Thank goodness for Facebook though – even without the reunion, I can see how the years have treated my friends in their profile page. I can also see the photos from the reunion and have my own private laughs and chuckles looking at the faces. Those who I used to envy or idolise seem so ordinary now – they age just as I do. The old puppy-love crush objects seem just like any other folks that you would bump into on the streets. Some of the fellow students who used to be the in-crowd still vainly try to hang on to the lost years, while those who allow the years to shape them, seem to have a glow of wisdom and experience about them. I was never in the in-crowd. I wasn’t sporty and the only things that I could talk about during those years were my study, the books that I read, and computer games and programming. Yeap, I was a nerd. If I had been there, they would probably wonder what had happened to me as well. I used to be so thin and gangly and now the years have padded me with extra fat. 😀 Had I been able to come to the reunion, I would show my friends that this nerd has now blossomed into … a stocky ex-banker academic *laugh*.
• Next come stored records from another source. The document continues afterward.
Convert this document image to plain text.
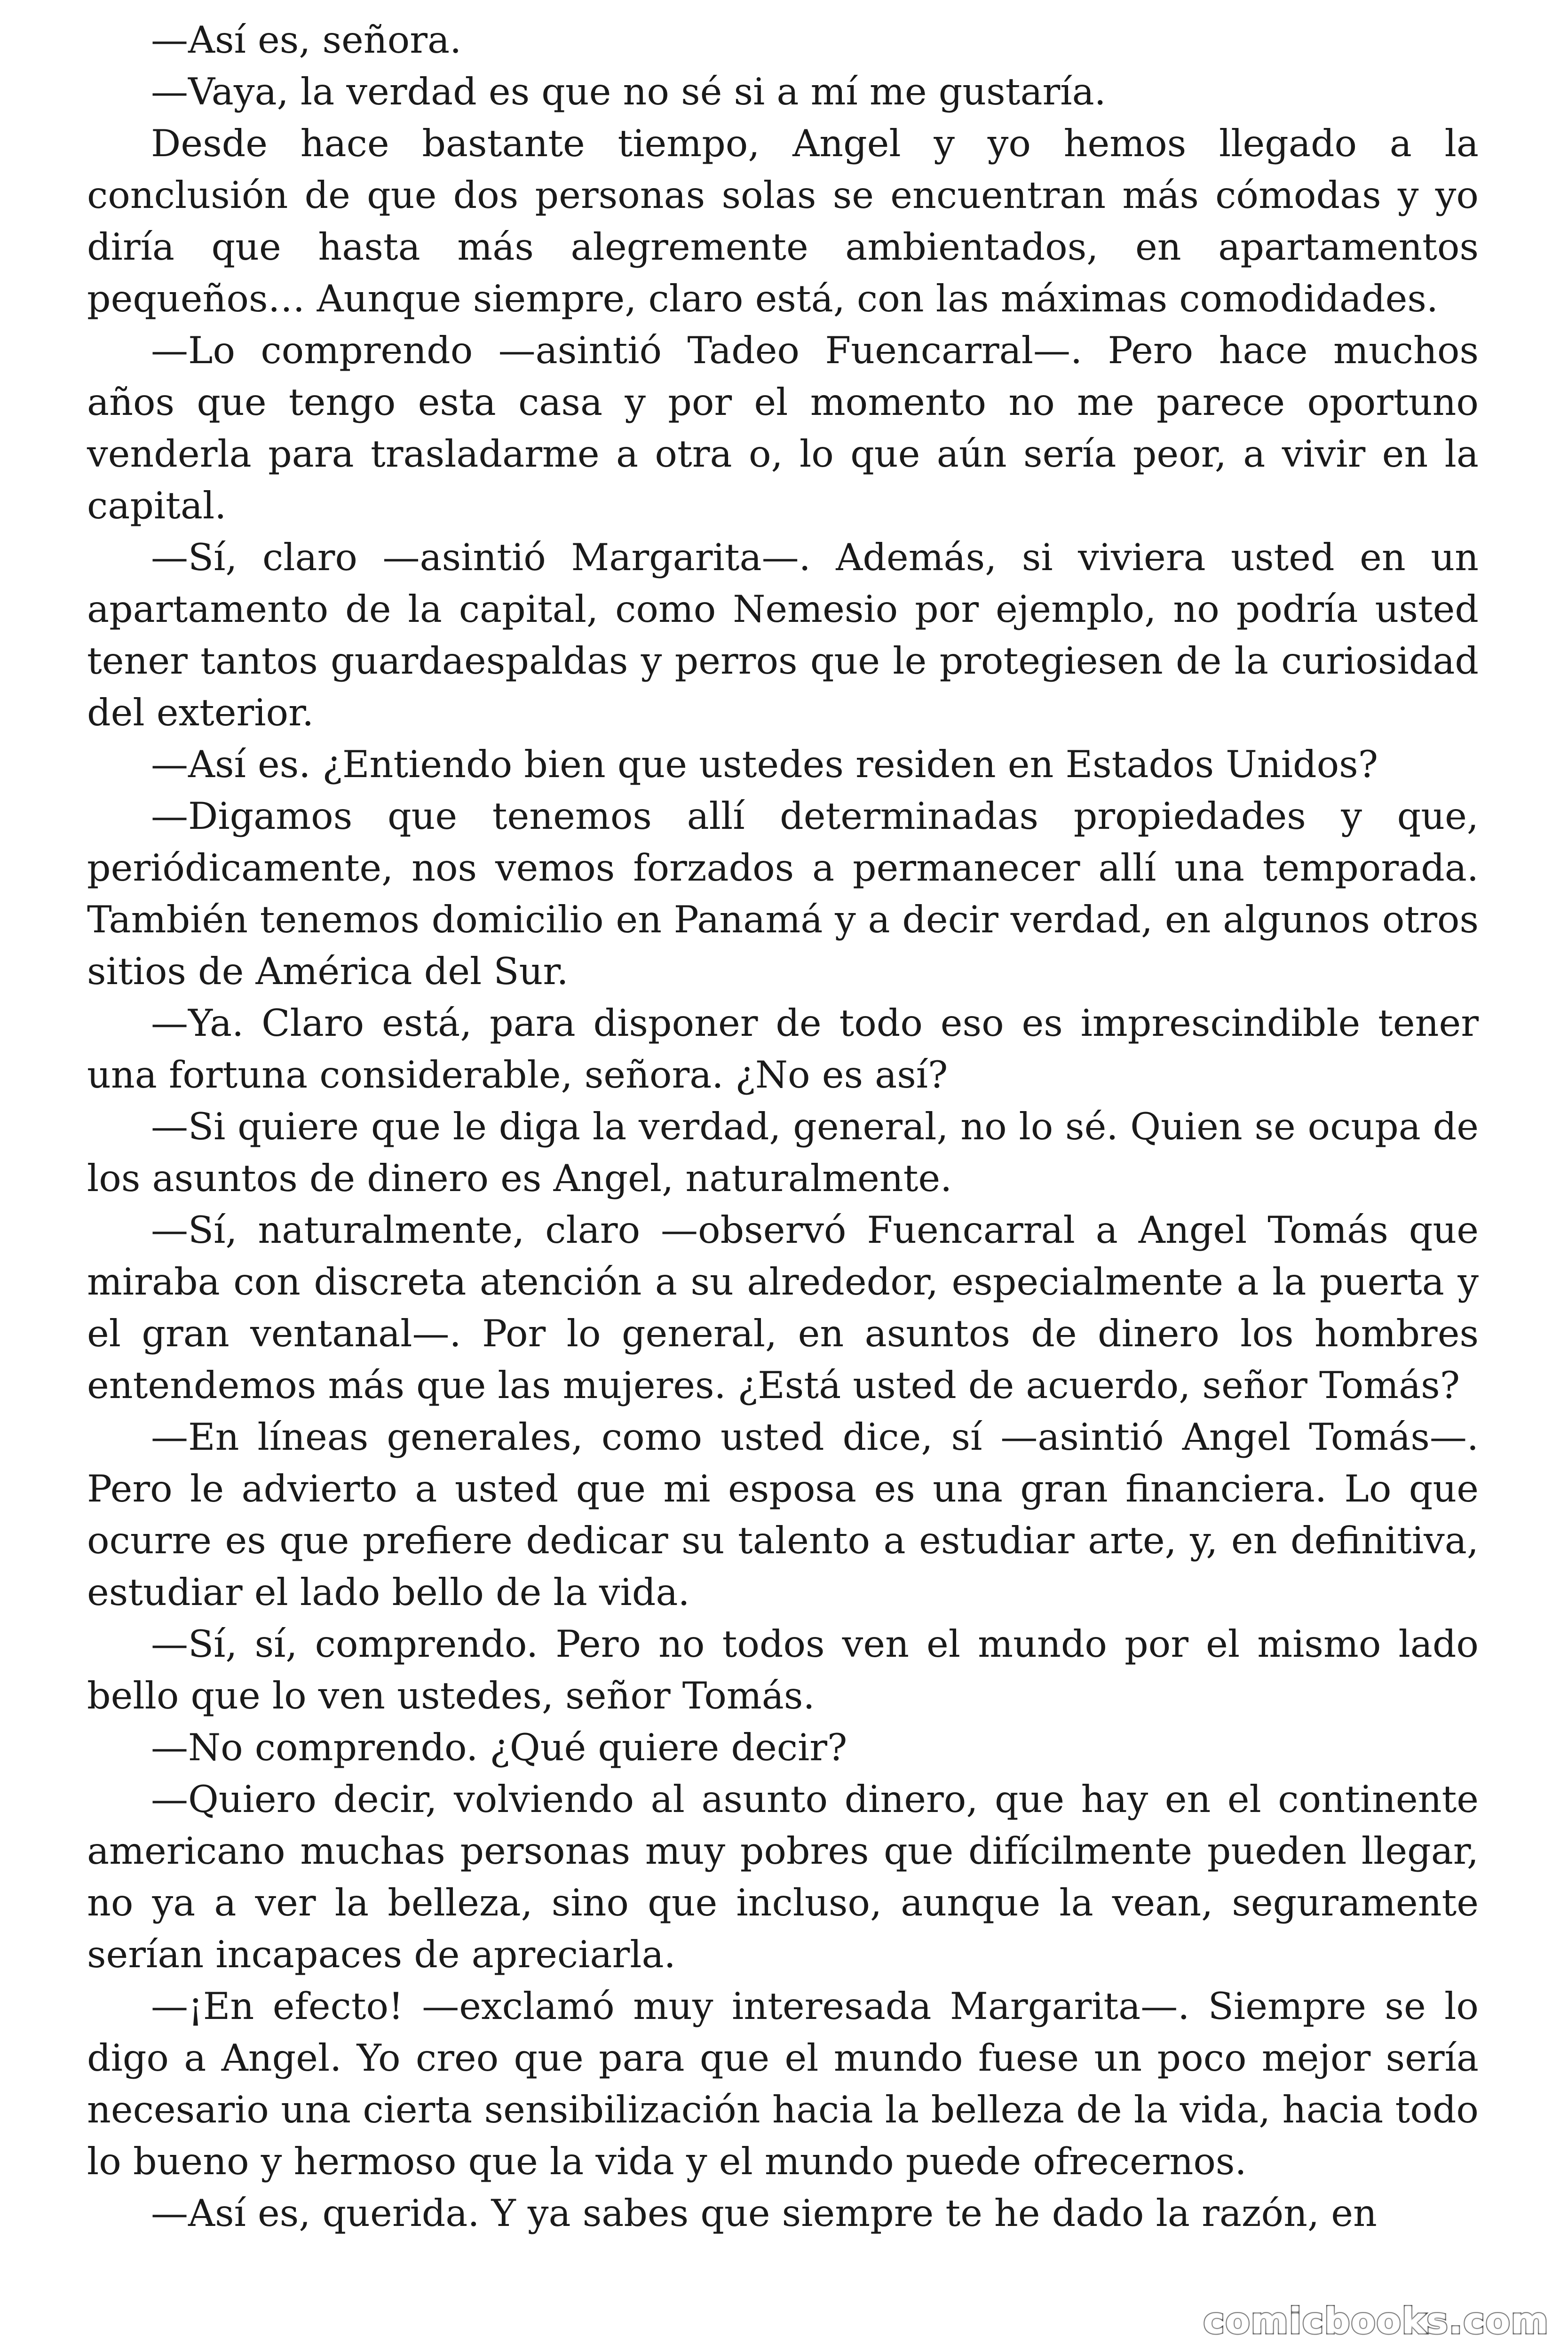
—Así es, señora.

—Vaya, la verdad es que no sé si a mí me gustaría.

Desde hace bastante tiempo, Angel y yo hemos llegado a la conclusión de que dos personas solas se encuentran más cómodas y yo diría que hasta más alegremente ambientados, en apartamentos pequeños… Aunque siempre, claro está, con las máximas comodidades.

—Lo comprendo —asintió Tadeo Fuencarral—. Pero hace muchos años que tengo esta casa y por el momento no me parece oportuno venderla para trasladarme a otra o, lo que aún sería peor, a vivir en la capital.

—Sí, claro —asintió Margarita—. Además, si viviera usted en un apartamento de la capital, como Nemesio por ejemplo, no podría usted tener tantos guardaespaldas y perros que le protegiesen de la curiosidad del exterior.

—Así es. ¿Entiendo bien que ustedes residen en Estados Unidos?

—Digamos que tenemos allí determinadas propiedades y que, periódicamente, nos vemos forzados a permanecer allí una temporada. También tenemos domicilio en Panamá y a decir verdad, en algunos otros sitios de América del Sur.

—Ya. Claro está, para disponer de todo eso es imprescindible tener una fortuna considerable, señora. ¿No es así?

—Si quiere que le diga la verdad, general, no lo sé. Quien se ocupa de los asuntos de dinero es Angel, naturalmente.

—Sí, naturalmente, claro —observó Fuencarral a Angel Tomás que miraba con discreta atención a su alrededor, especialmente a la puerta y el gran ventanal—. Por lo general, en asuntos de dinero los hombres entendemos más que las mujeres. ¿Está usted de acuerdo, señor Tomás?

—En líneas generales, como usted dice, sí —asintió Angel Tomás—. Pero le advierto a usted que mi esposa es una gran financiera. Lo que ocurre es que prefiere dedicar su talento a estudiar arte, y, en definitiva, estudiar el lado bello de la vida.

—Sí, sí, comprendo. Pero no todos ven el mundo por el mismo lado bello que lo ven ustedes, señor Tomás.

—No comprendo. ¿Qué quiere decir?

—Quiero decir, volviendo al asunto dinero, que hay en el continente americano muchas personas muy pobres que difícilmente pueden llegar, no ya a ver la belleza, sino que incluso, aunque la vean, seguramente serían incapaces de apreciarla.

—¡En efecto! —exclamó muy interesada Margarita—. Siempre se lo digo a Angel. Yo creo que para que el mundo fuese un poco mejor sería necesario una cierta sensibilización hacia la belleza de la vida, hacia todo lo bueno y hermoso que la vida y el mundo puede ofrecernos.

—Así es, querida. Y ya sabes que siempre te he dado la razón, en

comicbooks.com
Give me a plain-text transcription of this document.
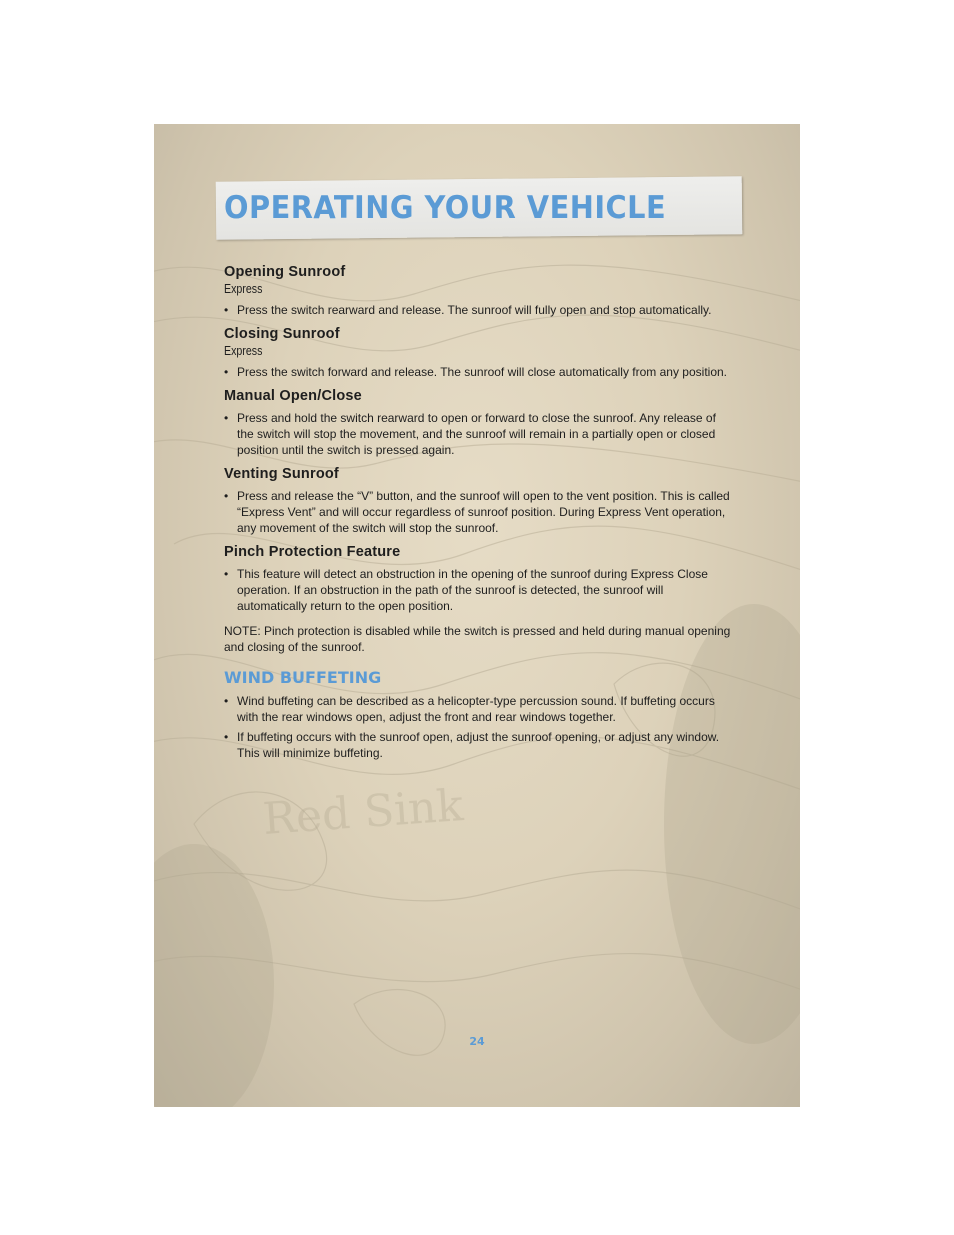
Red Sink
OPERATING YOUR VEHICLE

Opening Sunroof

Express

• Press the switch rearward and release. The sunroof will fully open and stop automatically.

Closing Sunroof

Express

• Press the switch forward and release. The sunroof will close automatically from any position.

Manual Open/Close

• Press and hold the switch rearward to open or forward to close the sunroof. Any release of the switch will stop the movement, and the sunroof will remain in a partially open or closed position until the switch is pressed again.

Venting Sunroof

• Press and release the “V” button, and the sunroof will open to the vent position. This is called “Express Vent” and will occur regardless of sunroof position. During Express Vent operation, any movement of the switch will stop the sunroof.

Pinch Protection Feature

• This feature will detect an obstruction in the opening of the sunroof during Express Close operation. If an obstruction in the path of the sunroof is detected, the sunroof will automatically return to the open position.

NOTE: Pinch protection is disabled while the switch is pressed and held during manual opening and closing of the sunroof.

WIND BUFFETING
• Wind buffeting can be described as a helicopter-type percussion sound. If buffeting occurs with the rear windows open, adjust the front and rear windows together.
• If buffeting occurs with the sunroof open, adjust the sunroof opening, or adjust any window. This will minimize buffeting.
24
I wonder if I would be able to go to the next reunion – I hope so. For the next reunion, we will probably start to remember those who have gone before us and see the wrinkly faces around the room – our teachers would’ve long gone and we would become an image of our parents: silver-haired mums and dads who celebrate a couple of hours to reminisce about our youth. I suppose reunions also remind us about the one-way journey that we are embarking: time is dragging us forward. Some are going willingly, some are kicking and screaming, wanting to hold on to the past. This year has also taught me about life’s journey especially. If last year we experienced a lot of major catastrophes, it seems that 2011 is teaching us to be thankful about personal things that matter. As you know, I lost my Dad last month. I also lost a friend who used to study in Adelaide in the early 1990’s. He was only 40 years old – he had a heart attack while driving in Solo, Central Java. He left behind his wife and two children. Another friend is also praying for her mum who has been diagnosed with bladder cancer. My sister also told me about my distant nephew’s early departure at 19 years of age – the only son in the family. Life is precious.
This is when I can truly appreciate the value of eternity – where we are not pushed and prodded by a series of number that goes from one to twenty-four, or by an arrow that revolves steadily between one and sixty. We can enjoy the moment for what it’s worth. Perhaps you may say – oh no here we go again, the spiritual mumbo jumbo talk. 🙄 I honestly refuse to think that life ceases to exist once we physically die. There is a continuation after the moment the little green dot flatlines. I also believe that whatever happens afterwards relies a lot on what we believe or do here and now.
I just can’t wait for the big reunion through all eternity. I would probably not reminisce about my past life but I would enjoy the moment for what it is – see the faces of my loved ones who have gone before me, and especially see the face of the One on whom my faith is built. Jesus.